YES it is my second post in two days, but I treat you to so much doom and gloom that I thought I might share my latest ascension into manic excitement.
I went out with the most fucking adorable, dimpled Berkeley boy yesterday. Where do I find these boys? Well, he found me on the interwebz several weeks ago, hit me with the disclaimer "I'm not looking for a best friend or a girlfriend, but..." and then a chain of emails ensued. He is 25 years old.
We went out for lunch and chatted for three hours. I wore a new dress that made me feel pretty and he maintained this beautiful smile the entire time, but also was unable to really maintain eye contact with me, which could mean either "I'm not into you" or "you make me incredibly nervous," something that I can still never tell on a first date. Of course I always think it's the former, because I just don't think I'm very intimidating.
When we parted ways, I...almost...skipped. I know it seems like I fall in love every other week, but I think the last time I felt this way about a boy was with that Guy With Girlfriend in New York, well over a year ago. I certainly don't feel this way about my new 24-year-old lover. I really felt aglow and high and I wanted nothing but to smile at everyone, the same way he had smiled his way through lunch. That kind of happiness both puzzles and infects me.

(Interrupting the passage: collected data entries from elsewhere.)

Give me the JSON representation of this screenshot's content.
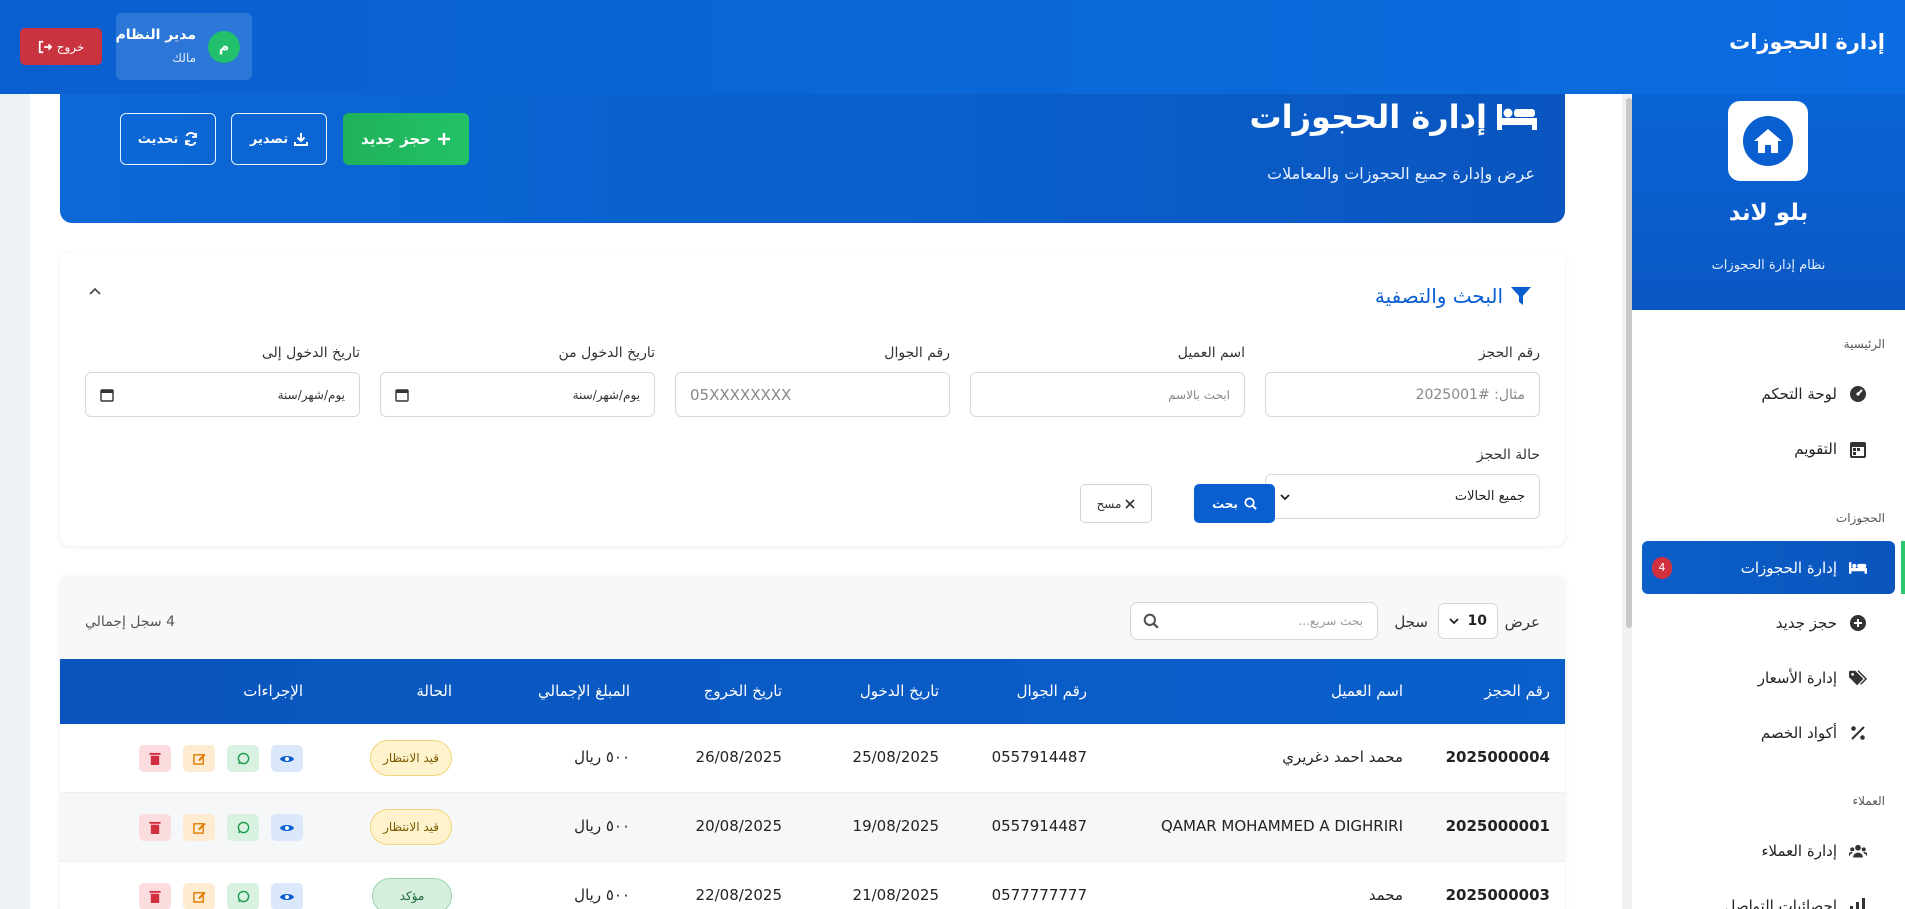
{
  "topbar": {
    "title": "إدارة الحجوزات",
    "user_name": "مدير النظام",
    "user_role": "مالك",
    "avatar_letter": "م",
    "logout_label": "خروج"
  },
  "sidebar": {
    "brand_name": "بلو لاند",
    "brand_subtitle": "نظام إدارة الحجوزات",
    "sections": {
      "home": "الرئيسية",
      "bookings": "الحجوزات",
      "customers": "العملاء"
    },
    "items": [
      {
        "label": "لوحة التحكم",
        "icon": "dashboard-icon"
      },
      {
        "label": "التقويم",
        "icon": "calendar-icon"
      },
      {
        "label": "إدارة الحجوزات",
        "icon": "bed-icon",
        "badge": "4"
      },
      {
        "label": "حجز جديد",
        "icon": "plus-circle-icon"
      },
      {
        "label": "إدارة الأسعار",
        "icon": "tags-icon"
      },
      {
        "label": "أكواد الخصم",
        "icon": "percent-icon"
      },
      {
        "label": "إدارة العملاء",
        "icon": "users-icon"
      },
      {
        "label": "إحصائيات التواصل",
        "icon": "chart-icon"
      }
    ]
  },
  "hero": {
    "title": "إدارة الحجوزات",
    "subtitle": "عرض وإدارة جميع الحجوزات والمعاملات",
    "new_booking_label": "حجز جديد",
    "export_label": "تصدير",
    "refresh_label": "تحديث"
  },
  "filters": {
    "title": "البحث والتصفية",
    "booking_no_label": "رقم الحجز",
    "booking_no_placeholder": "مثال: #2025001",
    "customer_name_label": "اسم العميل",
    "customer_name_placeholder": "ابحث بالاسم",
    "phone_label": "رقم الجوال",
    "phone_placeholder": "05XXXXXXXX",
    "checkin_from_label": "تاريخ الدخول من",
    "checkin_to_label": "تاريخ الدخول إلى",
    "date_placeholder": "يوم/شهر/سنة",
    "status_label": "حالة الحجز",
    "status_value": "جميع الحالات",
    "search_label": "بحث",
    "clear_label": "مسح"
  },
  "table": {
    "show_label": "عرض",
    "page_length": "10",
    "records_label": "سجل",
    "quick_search_placeholder": "بحث سريع...",
    "total_label": "4 سجل إجمالي",
    "columns": [
      "رقم الحجز",
      "اسم العميل",
      "رقم الجوال",
      "تاريخ الدخول",
      "تاريخ الخروج",
      "المبلغ الإجمالي",
      "الحالة",
      "الإجراءات"
    ],
    "rows": [
      {
        "id": "2025000004",
        "name": "محمد احمد دغريري",
        "phone": "0557914487",
        "checkin": "25/08/2025",
        "checkout": "26/08/2025",
        "amount": "٥٠٠ ريال",
        "status": "قيد الانتظار",
        "status_type": "pending"
      },
      {
        "id": "2025000001",
        "name": "QAMAR MOHAMMED A DIGHRIRI",
        "phone": "0557914487",
        "checkin": "19/08/2025",
        "checkout": "20/08/2025",
        "amount": "٥٠٠ ريال",
        "status": "قيد الانتظار",
        "status_type": "pending"
      },
      {
        "id": "2025000003",
        "name": "محمد",
        "phone": "0577777777",
        "checkin": "21/08/2025",
        "checkout": "22/08/2025",
        "amount": "٥٠٠ ريال",
        "status": "مؤكد",
        "status_type": "confirmed"
      }
    ]
  },
  "colors": {
    "primary": "#0a5fd0",
    "success": "#22c06c",
    "danger": "#c9323f",
    "pending_bg": "#fff3cd",
    "confirmed_bg": "#d5eedd"
  }
}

I am fully aware of how fucking ridiculous I am, but I just.can't.help.falling.in.love. The flipside, of course, is that horrible feeling that you were just completely bowled over by someone who could give a shit about you, and that after three days of hoping to hear back from him, you will just be left with the sad thought that no one you like will ever like you back, because what is life if it is not unrequited love? And even after that vitriolic post yesterday about being single, the pursuit of love is really the biggest thrill of all, even if it is not, I repeat NOT, the gateway to the only known means of happiness. It just happens to be the most addictive.
I just want to see him again. Well, see him again, coerce him into falling in love with me, move back to SF together, and live happily ever after on Ocean Beach. Done.and.done.